ANKARA
Oil prices were mixed in early trade on Tuesday as investors gauged the risks associated with China’s less-than-expected interest rate cut decision, which prompted doubts about the country’s post-COVID recovery.
International benchmark Brent crude traded at $76.33 per barrel at 10.37 a.m. local time (0737 GMT), a 0.31% gain from the closing price of $76.09 a barrel in the previous trading session on Friday.
The American benchmark West Texas Intermediate (WTI) traded at the same time at $71.58 per barrel, down 0.48% from the previous session’s close of $71.93 per barrel.
The world’s second-largest oil-consuming country, China, decided to cut two benchmark interest rates in a bid to boost its faltering economic recovery.
The decision came amid conflicting data flows about China’s industrial and economic growth and the country’s decision to increase stimulus to help its weakening economy.
According to China’s National Bureau of Statistics (NBS), industrial output fell short of expectations with a growth rate of 3.5% in May from a year earlier, slowing from the 5.6% expansion in April.
Offsetting demand concerns, China’s oil refinery output reached a new high in May, up 15.4% over the previous month.

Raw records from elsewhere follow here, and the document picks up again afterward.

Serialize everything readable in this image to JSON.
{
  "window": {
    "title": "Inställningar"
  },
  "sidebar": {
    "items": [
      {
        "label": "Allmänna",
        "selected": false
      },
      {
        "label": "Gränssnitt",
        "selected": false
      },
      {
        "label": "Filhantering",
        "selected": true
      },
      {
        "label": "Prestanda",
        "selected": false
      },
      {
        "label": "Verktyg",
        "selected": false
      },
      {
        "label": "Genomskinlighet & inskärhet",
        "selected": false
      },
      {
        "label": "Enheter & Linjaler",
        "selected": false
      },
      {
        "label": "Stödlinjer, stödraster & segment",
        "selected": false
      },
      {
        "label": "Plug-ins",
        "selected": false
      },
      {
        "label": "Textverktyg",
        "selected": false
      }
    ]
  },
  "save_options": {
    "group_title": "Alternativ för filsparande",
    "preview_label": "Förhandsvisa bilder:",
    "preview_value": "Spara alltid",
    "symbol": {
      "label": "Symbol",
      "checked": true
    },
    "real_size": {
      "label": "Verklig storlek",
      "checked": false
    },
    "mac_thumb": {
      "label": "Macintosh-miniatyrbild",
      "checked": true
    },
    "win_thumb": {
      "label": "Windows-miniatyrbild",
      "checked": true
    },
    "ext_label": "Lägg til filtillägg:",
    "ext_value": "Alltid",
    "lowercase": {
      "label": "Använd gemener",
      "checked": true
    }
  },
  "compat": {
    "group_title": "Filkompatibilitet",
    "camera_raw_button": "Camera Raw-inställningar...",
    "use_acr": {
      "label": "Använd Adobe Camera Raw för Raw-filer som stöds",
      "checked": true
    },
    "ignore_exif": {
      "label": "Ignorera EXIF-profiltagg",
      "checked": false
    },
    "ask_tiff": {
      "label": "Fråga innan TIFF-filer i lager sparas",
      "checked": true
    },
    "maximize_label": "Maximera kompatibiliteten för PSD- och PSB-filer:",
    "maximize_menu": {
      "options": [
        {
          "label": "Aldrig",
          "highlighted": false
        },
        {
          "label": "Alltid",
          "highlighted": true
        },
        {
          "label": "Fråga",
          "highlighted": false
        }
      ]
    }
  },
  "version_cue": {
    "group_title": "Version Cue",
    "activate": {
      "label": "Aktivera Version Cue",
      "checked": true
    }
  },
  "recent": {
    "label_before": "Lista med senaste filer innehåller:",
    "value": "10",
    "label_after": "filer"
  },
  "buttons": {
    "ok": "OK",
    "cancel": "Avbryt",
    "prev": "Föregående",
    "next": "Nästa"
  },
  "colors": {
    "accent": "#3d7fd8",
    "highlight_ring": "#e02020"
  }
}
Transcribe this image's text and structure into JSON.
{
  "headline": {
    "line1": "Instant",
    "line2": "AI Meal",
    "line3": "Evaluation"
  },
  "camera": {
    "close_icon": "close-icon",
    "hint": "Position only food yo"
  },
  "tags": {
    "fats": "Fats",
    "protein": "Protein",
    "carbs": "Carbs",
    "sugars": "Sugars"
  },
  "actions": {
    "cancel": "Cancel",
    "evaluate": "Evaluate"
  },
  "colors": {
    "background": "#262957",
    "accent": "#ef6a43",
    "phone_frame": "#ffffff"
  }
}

Following the US Federal Reserve’s decision last week to keep the federal funds rate constant, investors are now focusing on the country’s fight against increasing inflation, counter-moves, and data suggesting the economic trajectory.
US commercial crude oil inventories, a significant demand indicator in the world’s largest oil-consuming country, increased by 7.9 million barrels, reflecting demand weakness.
However, demand for gasoline showed a decline ahead of peak travel months, as inventories grew by around 2.1 million barrels to 220.9 million barrels.